A grande parte padece, e ainda assim, insiste
em culpabilizar os outros por sua dor. E o pior: permanecem vivendo dessa
maneira, não apenas enquanto os fatos ocorreram, mas, em muitas situações, por
toda uma vida, o que colabora para que se tornem amarguradas e melancólicas por
longos períodos de tempo, comprometendo seriamente suas possibilidades de
transformação.
Eu sei, há muitas pessoas, realmente, que são
bastante tóxicas e, portanto, devem por nós serem evitadas. Entretanto, tenha
em mente: quando lidamos com a natureza humana, estamos, na verdade, nos
relacionando muito mais com as limitações dos outros do que com suas
habilidades. As pessoas, assim, expressam muito mais suas incompetências do que
suas aptidões e, portanto, nosso sofrimento ocorre, grande parte das vezes, por
que nossas expectativas não são preenchidas, fazendo do desencantamento uma
engrenagem central em nosso drama pessoal.
Esperamos ser bem tratados e não somos.
Esperamos receber carinho e atenção e, na verdade, isso não corre. Desta forma,
igual à criança que caiu do berço e culpa o berço, em muitos casos a transgressão
é imputada ao outro por não conseguir responder a nossas necessidades. Sou
infeliz, porque meu pai não me dá atenção ou porque meu chefe não percebe meus
esforços, por exemplo. E, assim, ficamos magoados (bravos e tristes sejam as
palavras corretas), limitando nossa capacidade de reação por décadas.
A saída, obviamente, existe e, se assim não
fosse, estaríamos fadados ao sofrimento perene.
Primeiro passo para a mudança interna
Assim, vai minha dica: tente olhar um pouco
mais adiante ou, se você preferir, compreenda um pouco melhor a raiz do
comportamento dos outros que tanto o frustra. Devo dizer que isso é algo bem
simples, embora não muito agradável de ser feito por nós.
Sabe por quê? Pois raciocinamos da seguinte
maneira: “Sofremos e ainda temos, de quebra, que tentar compreender o outro?”
Sim, e esse é o primeiro passo para um trânsito eficaz de mudança psicológica
interna, o desenvolvimento de uma autêntica empatia.

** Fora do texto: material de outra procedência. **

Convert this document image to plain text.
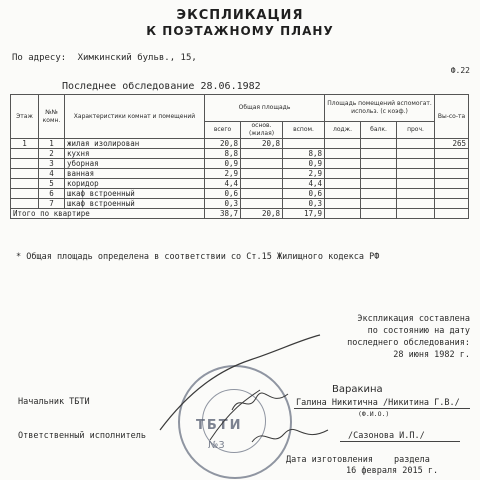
ЭКСПЛИКАЦИЯ
К ПОЭТАЖНОМУ ПЛАНУ
По адресу: Химкинский бульв., 15,
Ф.22
Последнее обследование 28.06.1982
Этаж	№№ комн.	Характеристики комнат и помещений	Общая площадь			Площадь помещений вспомогат. использ. (с коэф.)			Вы-со-та
			всего	основ. (жилая)	вспом.	лодж.	балк.	проч.	
1	1	жилая изолирован	20,8	20,8					265
	2	кухня	8,8		8,8				
	3	уборная	0,9		0,9				
	4	ванная	2,9		2,9				
	5	коридор	4,4		4,4				
	6	шкаф встроенный	0,6		0,6				
	7	шкаф встроенный	0,3		0,3				
Итого по квартире			38,7	20,8	17,9				
* Общая площадь определена в соответствии со Ст.15 Жилищного кодекса РФ
Экспликация составлена
по состоянию на дату
последнего обследования:
28 июня 1982 г.
ТБТИ
№3
Начальник ТБТИ
Варакина
Галина Никитична /Никитина Г.В./
(Ф.И.О.)
Ответственный исполнитель	/Сазонова И.П./
Дата изготовления раздела
16 февраля 2015 г.
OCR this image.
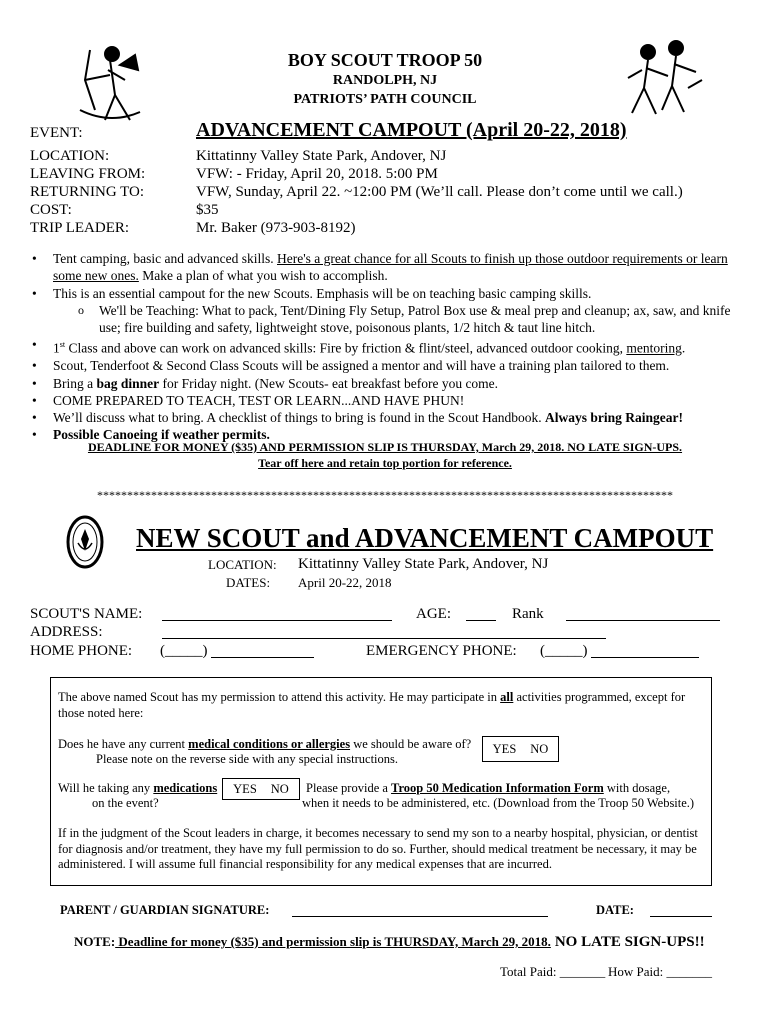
BOY SCOUT TROOP 50
RANDOLPH, NJ
PATRIOTS’ PATH COUNCIL
EVENT:	ADVANCEMENT CAMPOUT (April 20-22, 2018)
LOCATION:	Kittatinny Valley State Park, Andover, NJ
LEAVING FROM:	VFW: - Friday, April 20, 2018. 5:00 PM
RETURNING TO:	VFW, Sunday, April 22. ~12:00 PM (We’ll call. Please don’t come until we call.)
COST:	$35
TRIP LEADER:	Mr. Baker (973-903-8192)
• Tent camping, basic and advanced skills. Here's a great chance for all Scouts to finish up those outdoor requirements or learn some new ones. Make a plan of what you wish to accomplish.
• This is an essential campout for the new Scouts. Emphasis will be on teaching basic camping skills.
o We'll be Teaching: What to pack, Tent/Dining Fly Setup, Patrol Box use & meal prep and cleanup; ax, saw, and knife use; fire building and safety, lightweight stove, poisonous plants, 1/2 hitch & taut line hitch.
• 1st Class and above can work on advanced skills: Fire by friction & flint/steel, advanced outdoor cooking, mentoring.
• Scout, Tenderfoot & Second Class Scouts will be assigned a mentor and will have a training plan tailored to them.
• Bring a bag dinner for Friday night. (New Scouts- eat breakfast before you come.
• COME PREPARED TO TEACH, TEST OR LEARN...AND HAVE PHUN!
• We’ll discuss what to bring. A checklist of things to bring is found in the Scout Handbook. Always bring Raingear!
• Possible Canoeing if weather permits.
DEADLINE FOR MONEY ($35) AND PERMISSION SLIP IS THURSDAY, March 29, 2018. NO LATE SIGN-UPS.
Tear off here and retain top portion for reference.
************************************************************************************************
NEW SCOUT and ADVANCEMENT CAMPOUT
LOCATION: Kittatinny Valley State Park, Andover, NJ
DATES: April 20-22, 2018
SCOUT'S NAME:	AGE:	Rank
ADDRESS:
HOME PHONE: (_____)	EMERGENCY PHONE: (_____)
The above named Scout has my permission to attend this activity. He may participate in all activities programmed, except for those noted here:
Does he have any current medical conditions or allergies we should be aware of?
Please note on the reverse side with any special instructions.
YES NO
Will he taking any medications
on the event?
YES NO Please provide a Troop 50 Medication Information Form with dosage,
when it needs to be administered, etc. (Download from the Troop 50 Website.)
If in the judgment of the Scout leaders in charge, it becomes necessary to send my son to a nearby hospital, physician, or dentist for diagnosis and/or treatment, they have my full permission to do so. Further, should medical treatment be necessary, it may be administered. I will assume full financial responsibility for any medical expenses that are incurred.
PARENT / GUARDIAN SIGNATURE:	DATE:
NOTE: Deadline for money ($35) and permission slip is THURSDAY, March 29, 2018. NO LATE SIGN-UPS!!
Total Paid: _______ How Paid: _______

Veja só, a pessoa que não lhe dá atenção,
possivelmente, nunca recebeu atenção de seus familiares em sua vida pregressa.
Ou seja, nunca aprendeu a ser bem tratada e, portanto, não consegue passar
adiante qualquer afetividade, por menor que ela seja.

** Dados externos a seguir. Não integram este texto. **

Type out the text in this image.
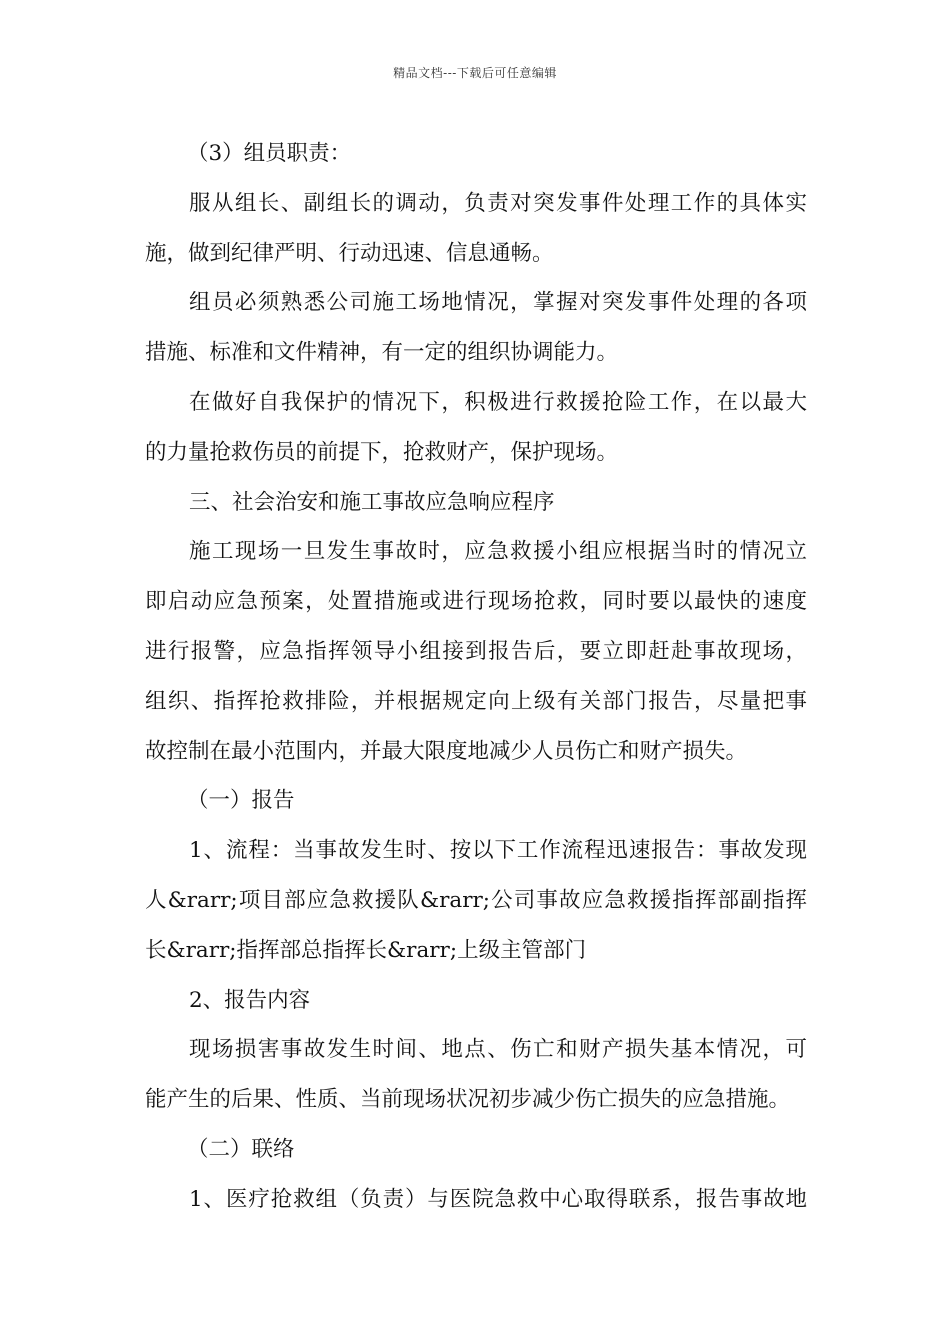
精品文档---下载后可任意编辑
（3）组员职责：
服从组长、副组长的调动，负责对突发事件处理工作的具体实
施，做到纪律严明、行动迅速、信息通畅。
组员必须熟悉公司施工场地情况，掌握对突发事件处理的各项
措施、标准和文件精神，有一定的组织协调能力。
在做好自我保护的情况下，积极进行救援抢险工作，在以最大
的力量抢救伤员的前提下，抢救财产，保护现场。
三、社会治安和施工事故应急响应程序
施工现场一旦发生事故时，应急救援小组应根据当时的情况立
即启动应急预案，处置措施或进行现场抢救，同时要以最快的速度
进行报警，应急指挥领导小组接到报告后，要立即赶赴事故现场，
组织、指挥抢救排险，并根据规定向上级有关部门报告，尽量把事
故控制在最小范围内，并最大限度地减少人员伤亡和财产损失。
（一）报告
1、流程：当事故发生时、按以下工作流程迅速报告：事故发现
人&rarr;项目部应急救援队&rarr;公司事故应急救援指挥部副指挥
长&rarr;指挥部总指挥长&rarr;上级主管部门
2、报告内容
现场损害事故发生时间、地点、伤亡和财产损失基本情况，可
能产生的后果、性质、当前现场状况初步减少伤亡损失的应急措施。
（二）联络
1、医疗抢救组（负责）与医院急救中心取得联系，报告事故地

Lembre-se: apenas podemos dar aquilo que um
dia nos lembramos de ter recebido. Portanto, se não há registros, esqueça,
simplesmente o determinado gesto não virá. Isso não quer dizer que tenhamos que
aceitar incondicionalmente as limitações dos outros, entretanto, tente deixar
de sentir o mau tratamento que nos é dirigido como algo pessoal.

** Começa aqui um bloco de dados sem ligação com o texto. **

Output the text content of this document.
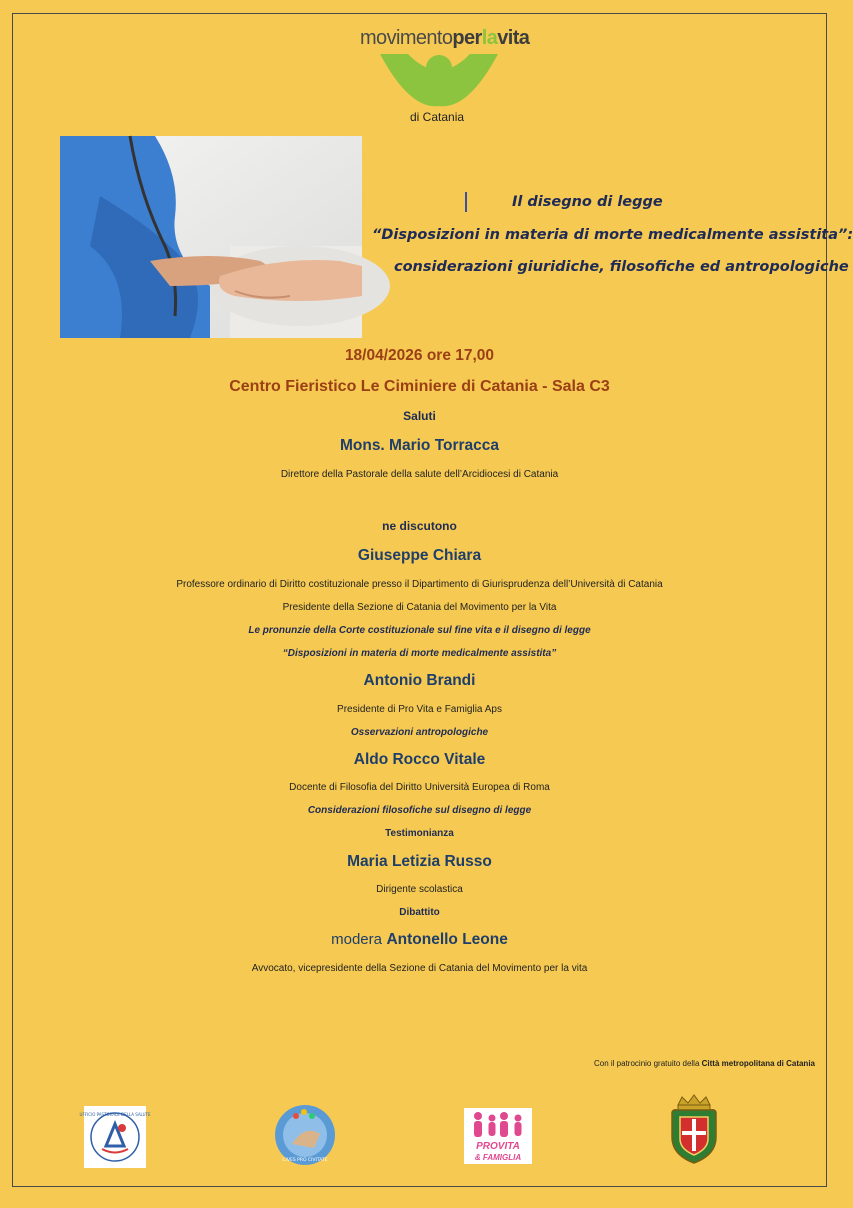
movimentoperlavita
di Catania
Il disegno di legge
“Disposizioni in materia di morte medicalmente assistita”:
considerazioni giuridiche, filosofiche ed antropologiche
18/04/2026 ore 17,00
Centro Fieristico Le Ciminiere di Catania - Sala C3
Saluti
Mons. Mario Torracca
Direttore della Pastorale della salute dell’Arcidiocesi di Catania
ne discutono
Giuseppe Chiara
Professore ordinario di Diritto costituzionale presso il Dipartimento di Giurisprudenza dell’Università di Catania
Presidente della Sezione di Catania del Movimento per la Vita
Le pronunzie della Corte costituzionale sul fine vita e il disegno di legge
“Disposizioni in materia di morte medicalmente assistita”
Antonio Brandi
Presidente di Pro Vita e Famiglia Aps
Osservazioni antropologiche
Aldo Rocco Vitale
Docente di Filosofia del Diritto Università Europea di Roma
Considerazioni filosofiche sul disegno di legge
Testimonianza
Maria Letizia Russo
Dirigente scolastica
Dibattito
modera Antonello Leone
Avvocato, vicepresidente della Sezione di Catania del Movimento per la vita
Con il patrocinio gratuito della Città metropolitana di Catania
UFFICIO PASTORALE DELLA SALUTE
CIVES PRO CIVITATE
PROVITA
& FAMIGLIA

Quando colocamos o comportamento do outro em
perspectiva, não aceitamos mais o que o outro nos faça de mal e, dessa maneira,
começamos a adentrar em um segundo estágio da mudança que é o de compreender
que, na realidade, somos todos sobreviventes (nós e os outros) das situações
que passamos e que, na ocasião, muito pouco tínhamos a fazer, dado nosso pouco
grau de maturidade. Por alguma razão, lá estávamos todos e agora,
independentemente dos fatos, fizemos o que julgávamos ser correto e, assim,
temos que seguir adiante e olhar para frente.
Esse prelúdio de tomada de consciência é o
prelúdio de grandes mudanças pessoais. Quando começamos a ver todas essas
implicações na teia de reações emocionais às quais estamos presos, começamos a
depender menos dos outros e mais de nós mesmos, o que é, diga-se de passagem,
extremamente libertador.
Assim, ao não darmos mais ao outro a
possibilidade de nos controlar, não mais nos sentimos vítimas do meio ambiente
e nossas aflições começam a diminuir exponencialmente.
Adentramos, então, no último estágio de
mudança psicológica humana que nos coloca não mais como vítimas ou como sobrevivente,
mas como os reais protagonistas de nossa existência.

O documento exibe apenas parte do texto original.